The availability of data in the modern age exacerbates the problem. Business leaders struggle daily with an overabundance of facts that seem to fit the scenario, but in reality may be superficial – connected by coincidence, if actually connected at all – or which tell only part of the story. The sheer weight of information can lead managers to assume that problem-solving complex dilemmas requires nothing more than sifting through collected information on the causes and effects of the issue.

There are holes in this theory, however. For starters, data—even objective data—tends to be static, whereas problems are more likely dynamic, especially when the human element is added in. A single perspective, no matter how well-documented, seldom if ever provides enough background information to accurately analyze a situation.

Which leads to another hole in the “all we need is more data” approach to problem-solving: namely, people are notorious for wearing blinders. It’s human nature: left to our own devices, we either home in on the facts that support what we (consciously or subconsciously) believe the problem to be … or we see where the bulk of the data lies, and focus on the aspects of the problem that best match the facts. Either way, the result is biased, and can point away from an actual solution.

“Facts” and “Truth” Are Not the Same Thing

For a timely example, consider credit card fraud: it’s big news these day, but where does it come from? If we concentrate solely on the most publicized information, it quickly becomes obvious that the lack of secure information—as evidenced by the recent Equifax breach, and countless others—has led to a sharp rise in criminal identity theft. The solution to the problem is equally obvious: online merchants in particular need to crack down on security at the check-out stage.

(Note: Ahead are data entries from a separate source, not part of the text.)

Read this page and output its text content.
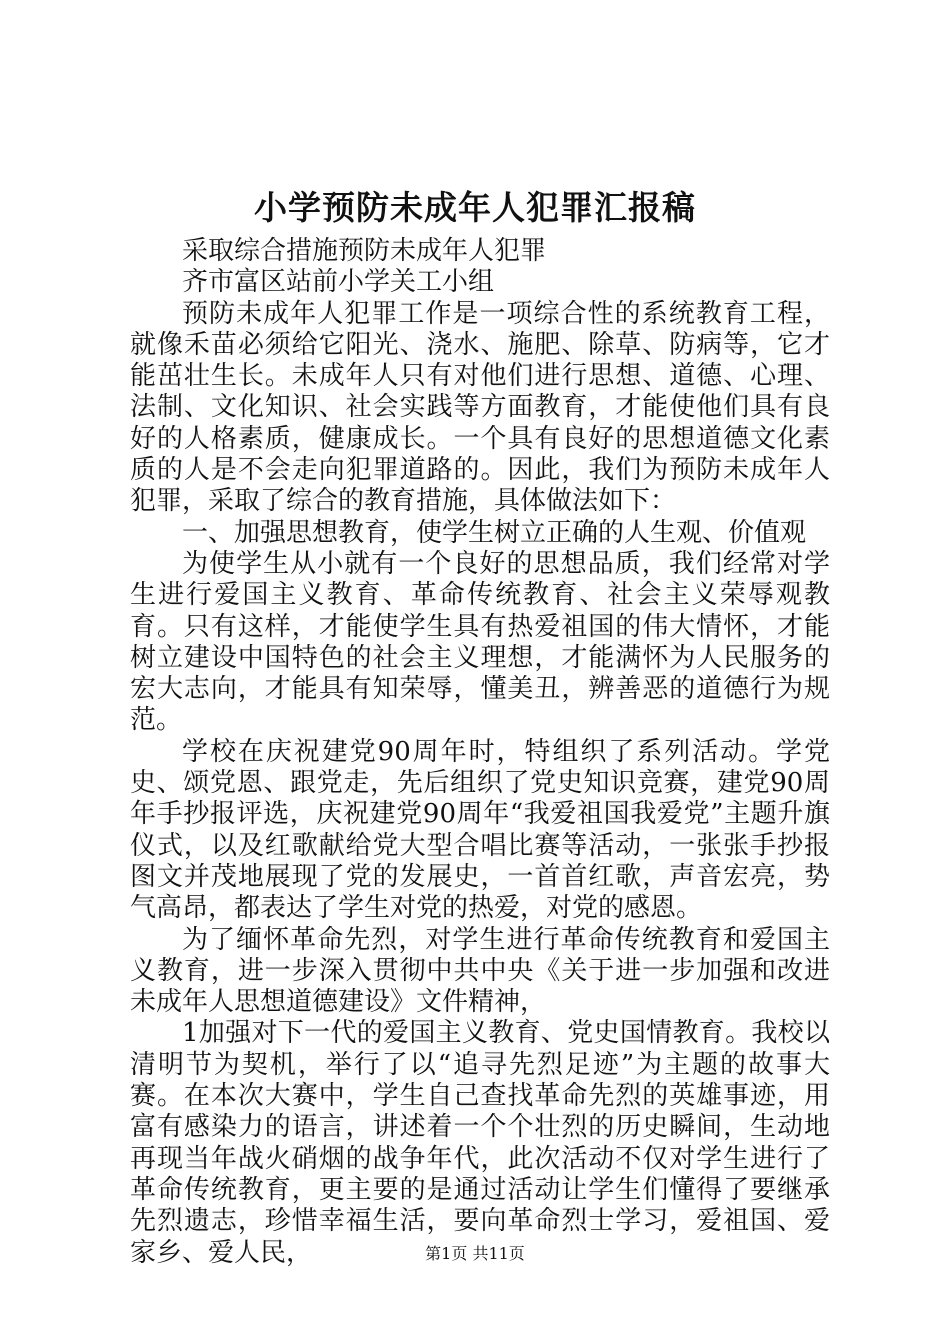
小学预防未成年人犯罪汇报稿

采取综合措施预防未成年人犯罪

齐市富区站前小学关工小组

预防未成年人犯罪工作是一项综合性的系统教育工程，就像禾苗必须给它阳光、浇水、施肥、除草、防病等，它才能茁壮生长。未成年人只有对他们进行思想、道德、心理、法制、文化知识、社会实践等方面教育，才能使他们具有良好的人格素质，健康成长。一个具有良好的思想道德文化素质的人是不会走向犯罪道路的。因此，我们为预防未成年人犯罪，采取了综合的教育措施，具体做法如下：

一、加强思想教育，使学生树立正确的人生观、价值观

为使学生从小就有一个良好的思想品质，我们经常对学生进行爱国主义教育、革命传统教育、社会主义荣辱观教育。只有这样，才能使学生具有热爱祖国的伟大情怀，才能树立建设中国特色的社会主义理想，才能满怀为人民服务的宏大志向，才能具有知荣辱，懂美丑，辨善恶的道德行为规范。

学校在庆祝建党90周年时，特组织了系列活动。学党史、颂党恩、跟党走，先后组织了党史知识竞赛，建党90周年手抄报评选，庆祝建党90周年“我爱祖国我爱党”主题升旗仪式，以及红歌献给党大型合唱比赛等活动，一张张手抄报图文并茂地展现了党的发展史，一首首红歌，声音宏亮，势气高昂，都表达了学生对党的热爱，对党的感恩。

为了缅怀革命先烈，对学生进行革命传统教育和爱国主义教育，进一步深入贯彻中共中央《关于进一步加强和改进未成年人思想道德建设》文件精神，

1加强对下一代的爱国主义教育、党史国情教育。我校以清明节为契机，举行了以“追寻先烈足迹”为主题的故事大赛。在本次大赛中，学生自己查找革命先烈的英雄事迹，用富有感染力的语言，讲述着一个个壮烈的历史瞬间，生动地再现当年战火硝烟的战争年代，此次活动不仅对学生进行了革命传统教育，更主要的是通过活动让学生们懂得了要继承先烈遗志，珍惜幸福生活，要向革命烈士学习，爱祖国、爱家乡、爱人民，	第1页 共11页
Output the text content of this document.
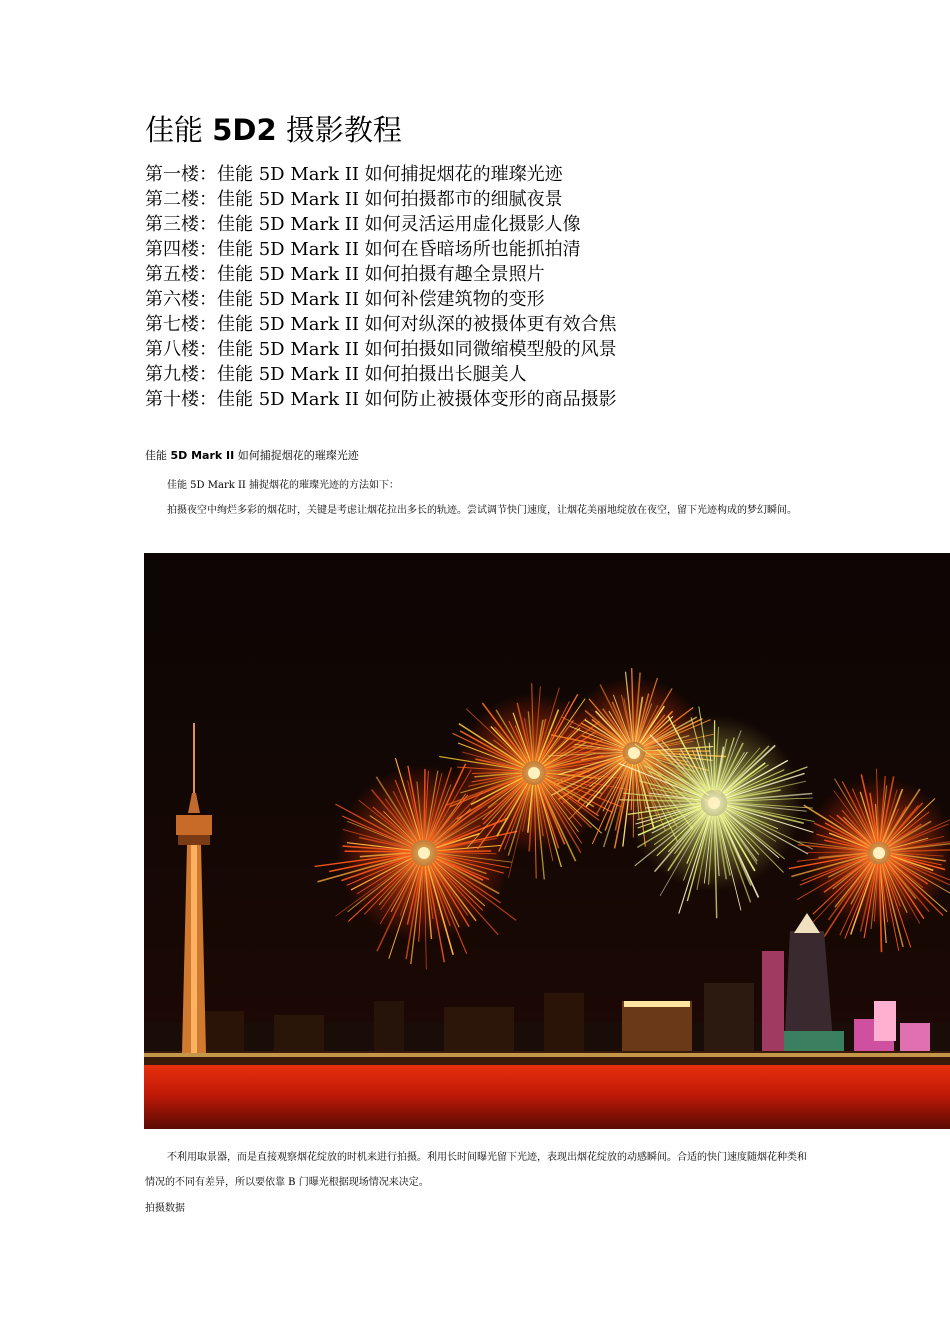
佳能 5D2 摄影教程
第一楼：佳能 5D Mark II 如何捕捉烟花的璀璨光迹
第二楼：佳能 5D Mark II 如何拍摄都市的细腻夜景
第三楼：佳能 5D Mark II 如何灵活运用虚化摄影人像
第四楼：佳能 5D Mark II 如何在昏暗场所也能抓拍清
第五楼：佳能 5D Mark II 如何拍摄有趣全景照片
第六楼：佳能 5D Mark II 如何补偿建筑物的变形
第七楼：佳能 5D Mark II 如何对纵深的被摄体更有效合焦
第八楼：佳能 5D Mark II 如何拍摄如同微缩模型般的风景
第九楼：佳能 5D Mark II 如何拍摄出长腿美人
第十楼：佳能 5D Mark II 如何防止被摄体变形的商品摄影
佳能 5D Mark II 如何捕捉烟花的璀璨光迹
佳能 5D Mark II 捕捉烟花的璀璨光迹的方法如下：
拍摄夜空中绚烂多彩的烟花时，关键是考虑让烟花拉出多长的轨迹。尝试调节快门速度，让烟花美丽地绽放在夜空，留下光迹构成的梦幻瞬间。
不利用取景器，而是直接观察烟花绽放的时机来进行拍摄。利用长时间曝光留下光迹，表现出烟花绽放的动感瞬间。合适的快门速度随烟花种类和情况的不同有差异，所以要依靠 B 门曝光根据现场情况来决定。
拍摄数据
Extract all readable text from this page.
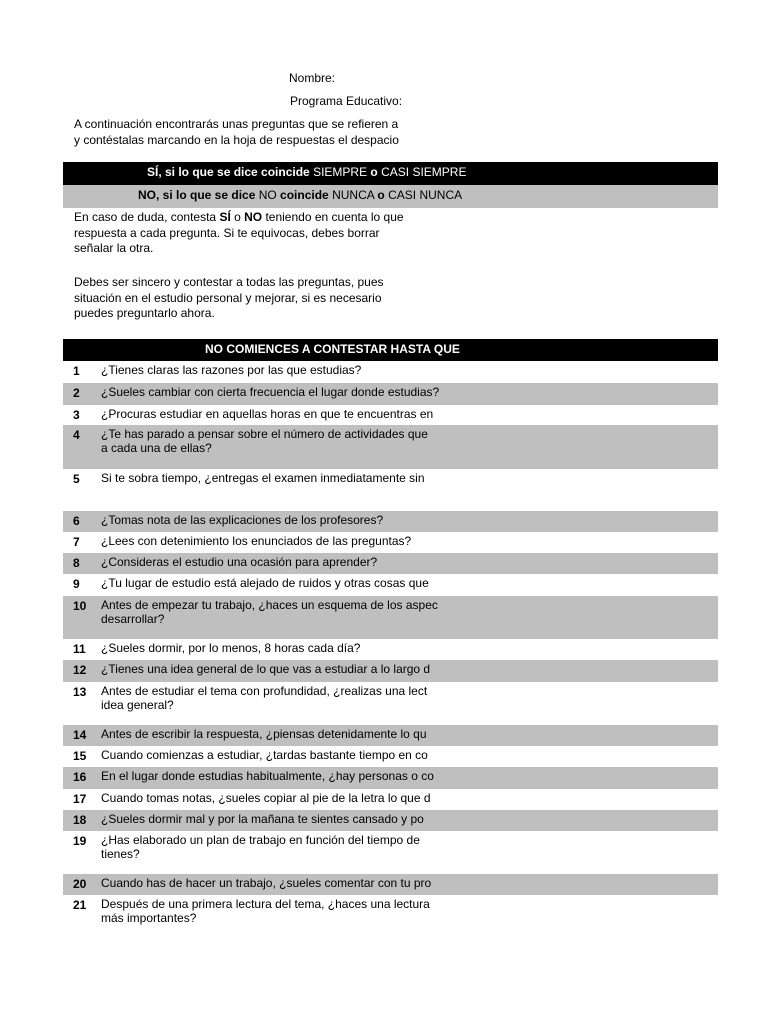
Nombre:
Programa Educativo:
A continuación encontrarás unas preguntas que se refieren a
y contéstalas marcando en la hoja de respuestas el despacio
SÍ, si lo que se dice coincide SIEMPRE o CASI SIEMPRE
NO, si lo que se dice NO coincide NUNCA o CASI NUNCA
En caso de duda, contesta SÍ o NO teniendo en cuenta lo que
respuesta a cada pregunta. Si te equivocas, debes borrar
señalar la otra.
Debes ser sincero y contestar a todas las preguntas, pues
situación en el estudio personal y mejorar, si es necesario
puedes preguntarlo ahora.
NO COMIENCES A CONTESTAR HASTA QUE
1	¿Tienes claras las razones por las que estudias?
2	¿Sueles cambiar con cierta frecuencia el lugar donde estudias?
3	¿Procuras estudiar en aquellas horas en que te encuentras en
4	¿Te has parado a pensar sobre el número de actividades que
a cada una de ellas?
5	Si te sobra tiempo, ¿entregas el examen inmediatamente sin
6	¿Tomas nota de las explicaciones de los profesores?
7	¿Lees con detenimiento los enunciados de las preguntas?
8	¿Consideras el estudio una ocasión para aprender?
9	¿Tu lugar de estudio está alejado de ruidos y otras cosas que
10	Antes de empezar tu trabajo, ¿haces un esquema de los aspec
desarrollar?
11	¿Sueles dormir, por lo menos, 8 horas cada día?
12	¿Tienes una idea general de lo que vas a estudiar a lo largo d
13	Antes de estudiar el tema con profundidad, ¿realizas una lect
idea general?
14	Antes de escribir la respuesta, ¿piensas detenidamente lo qu
15	Cuando comienzas a estudiar, ¿tardas bastante tiempo en co
16	En el lugar donde estudias habitualmente, ¿hay personas o co
17	Cuando tomas notas, ¿sueles copiar al pie de la letra lo que d
18	¿Sueles dormir mal y por la mañana te sientes cansado y po
19	¿Has elaborado un plan de trabajo en función del tiempo de
tienes?
20	Cuando has de hacer un trabajo, ¿sueles comentar con tu pro
21	Después de una primera lectura del tema, ¿haces una lectura
más importantes?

It’s all obvious. It’s all factual. And it’s also wrong.

Understand: data security is a real and growing concern. The Equifax incident drew considerable attention to the issue. And the rise in stolen personal data has been more or less echoed by a rise in criminal fraud. These are all facts … but they don’t represent the truth.

Because while criminal credit card fraud is real, the truth is that it represents a small percentage of fraud. Financial experts suggest that the bulk of fraudulent credit card chargebacks—as much as 70% or more—is actually perpetrated by existing customers.

What this means is that merchants needing to fight against credit card fraud, basing a solution on the most “obvious” problem wouldn’t solve anything … and in fact, would make the situation worse. For a true solution, one would have to look beyond the obvious, view the problem from all angles, and create a plan that strategically attacks the cause.

Problem-solving as a Leadership Skill

So if, as science philosopher Karl Popper succinctly stated, “All life is problem solving,” it stands to reason that the best problem-solvers are almost by definition the best leaders. These are the ones with the patience and acuity to see problems as they are, who aren’t convinced by “data-for-data’s sake,” and understand that analyzing data is at least as important or more important than collecting it. People who can reach around the most reported aspects and allegedly obvious causes.

Or to view it from the other end, the most effective leaders approach problem-solving as an opportunity, rather than a distraction. They see problem-solving as potential for growth, not merely something to be crossed off a list. True leaders see the totality of what the problem represents, and leverage that knowledge to improve practices and procedures that can lead to growth.